If training evaluation has to yield the right results, it is important to collect the right data, from the right stakeholders, at the right time. We’ll understand the application of New World Kirkpatrick model when we look at the approaches for training evaluation.

3 Approaches to Consider for eLearning Training Evaluation

Based on a publication in the ELearning Guild, there are 3 approaches to consider.

1. Learner-based Evaluation

According to this approach, data needs to be captured from participants at 2 different points during the learning process.

i. Data is captured immediately after the eLearning course (post-training intervention)

The data captured at this stage forms the basis for training evaluation at Kirkpatrick’s levels 1 and 2.

Level 1 (Reaction) answers the following question: Do participants find the training satisfactory, engaging, and relevant to their jobs?

Level 2 (Learning) answers the following question: Have participants acquired the intended knowledge, skills, attitude, confidence, and commitment after completing the eLearning course?

Confidence (I think I can apply the learning on the job) and commitment (I intend to apply the learning on the job) were additions made to the New World Kirkpatrick model to evaluate if learners would be able to apply learning on the job.

ii. Data is captured after the participant is back on the job (a couple of months after training)

The data captured at this stage is used to evaluate training at Kirkpatrick’s levels 3, 4 and 5 (refers to the additional layer of ROI).

Level 3 (Behavior) answers the following question: Have learners been able to apply what they have learned during the training, on the job? Processes and systems that reinforce, encourage, and reward performance on the job are taken into consideration at this level.

Level 4 (Results) answers the following question: Have the targeted outcomes been achieved by the eLearning course? This is done through observations and measurements, to check if the training has had a positive impact on learners.

The learner-based approach is low-cost if technology (e.g.: online surveys) is used to capture and report the collected data. This approach can be used for all training programs for continuous evaluation.

2. Manager-based Evaluation

The manager-based approach includes data collection points similar to the learner-based approach. But additionally, the learner’s manager is considered an important data point. A survey that focuses on levels 3, 4 (Kirkpatrick’s model) and 5 (Philip’s model) is rolled out to managers in order to evaluate the eLearning course.

The results of the survey reveal an estimate on the impact of training on the job, business results, and ROI from the manager’s perspective.

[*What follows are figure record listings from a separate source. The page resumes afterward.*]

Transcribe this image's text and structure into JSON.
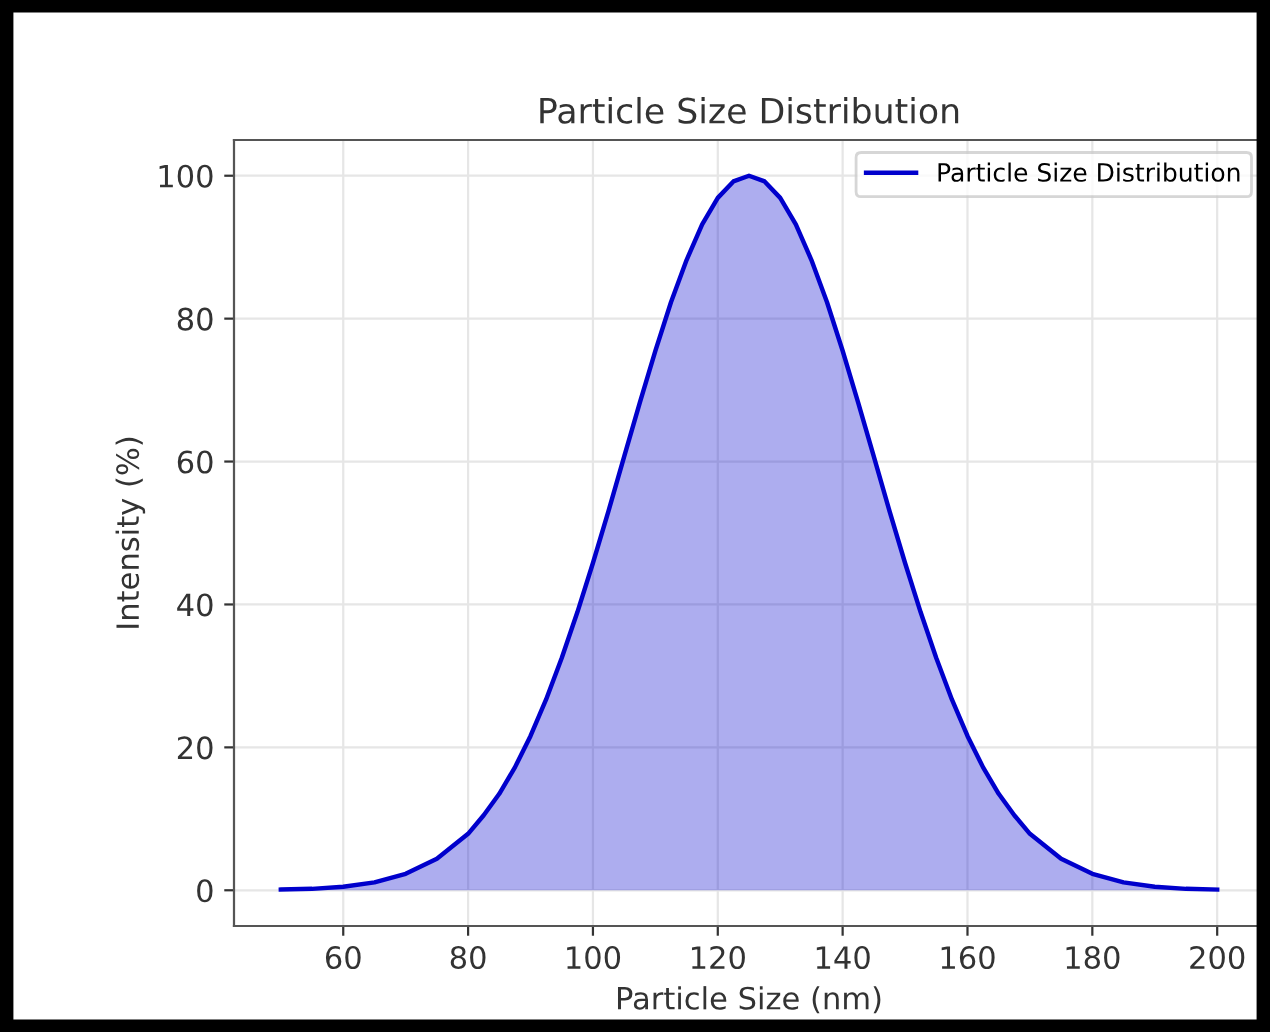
{
  "chart_data": {
    "type": "area",
    "title": "Particle Size Distribution",
    "xlabel": "Particle Size (nm)",
    "ylabel": "Intensity (%)",
    "x": [
      50,
      55,
      60,
      65,
      70,
      75,
      80,
      82.5,
      85,
      87.5,
      90,
      92.5,
      95,
      97.5,
      100,
      102.5,
      105,
      107.5,
      110,
      112.5,
      115,
      117.5,
      120,
      122.5,
      125,
      127.5,
      130,
      132.5,
      135,
      137.5,
      140,
      142.5,
      145,
      147.5,
      150,
      152.5,
      155,
      157.5,
      160,
      162.5,
      165,
      167.5,
      170,
      175,
      180,
      185,
      190,
      195,
      200
    ],
    "series": [
      {
        "name": "Particle Size Distribution",
        "color": "#0000cc",
        "values": [
          0.1,
          0.2,
          0.5,
          1.1,
          2.3,
          4.4,
          7.9,
          10.5,
          13.5,
          17.2,
          21.6,
          26.7,
          32.5,
          38.9,
          45.8,
          53.1,
          60.7,
          68.2,
          75.5,
          82.3,
          88.2,
          93.2,
          96.9,
          99.2,
          100,
          99.2,
          96.9,
          93.2,
          88.2,
          82.3,
          75.5,
          68.2,
          60.7,
          53.1,
          45.8,
          38.9,
          32.5,
          26.7,
          21.6,
          17.2,
          13.5,
          10.5,
          7.9,
          4.4,
          2.3,
          1.1,
          0.5,
          0.2,
          0.1
        ]
      }
    ],
    "xlim": [
      42.5,
      207.5
    ],
    "xticks": [
      60,
      80,
      100,
      120,
      140,
      160,
      180,
      200
    ],
    "ylim": [
      -5,
      105
    ],
    "yticks": [
      0,
      20,
      40,
      60,
      80,
      100
    ],
    "grid": true,
    "legend": "top right",
    "line_style": "solid",
    "marker": "none"
  }
}
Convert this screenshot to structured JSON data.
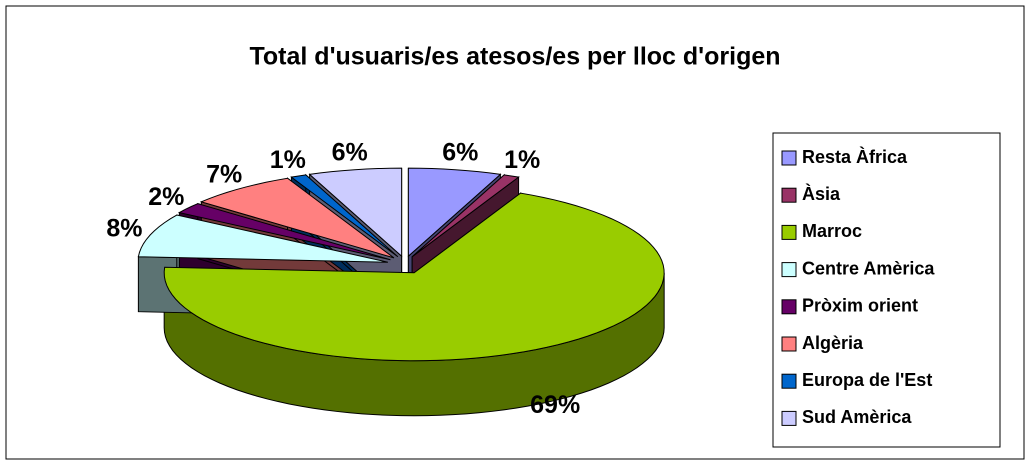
{
  "chart_data": {
    "type": "pie3d",
    "title": "Total d'usuaris/es atesos/es per lloc d'origen",
    "categories": [
      "Resta Àfrica",
      "Àsia",
      "Marroc",
      "Centre Amèrica",
      "Pròxim orient",
      "Algèria",
      "Europa de l'Est",
      "Sud Amèrica"
    ],
    "values": [
      6,
      1,
      69,
      8,
      2,
      7,
      1,
      6
    ],
    "value_labels": [
      "6%",
      "1%",
      "69%",
      "8%",
      "2%",
      "7%",
      "1%",
      "6%"
    ],
    "colors": [
      "#9999ff",
      "#993366",
      "#99cc00",
      "#ccffff",
      "#660066",
      "#ff8080",
      "#0066cc",
      "#ccccff"
    ],
    "legend": "right"
  }
}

Also, there is an attempt to understand the on-the-job environment through questions posed to managers.

Because there is an increased effort required to conduct manager surveys, the time and cost to use this approach for training evaluation is higher than the learner-based approach. It is better to use this approach in online training programs where manager input is relevant.

3. Analyst-based Evaluation

This approach uses surveys as in the other 2 approaches, along with analytics. Because of the detailed data collection and analytics this approach requires, this is best used only when you have the budget for an expensive and time-consuming training evaluation plan. That’s why this approach is used only for high-visibility training programs.

For organizations that do not want to invest in extensive analytics, the Learning Management System (LMS) is a tool that can be leveraged to provide simple analytics in the form of reports based on the learners’ progress in training programs.

For successful training evaluation in eLearning, it is not essential to have perfect, quantitative metrics. Instead, use data that can predict or estimate your key performance metrics. That can help you evaluate eLearning courses and provide the right results to the management for decisions on future-training programs.

Dedicating some amount of time and resources for training evaluation is certainly well-worth the effort as it can give you a clear picture of what needs to be taken care of when it’s time to deliver subsequent eLearning programs.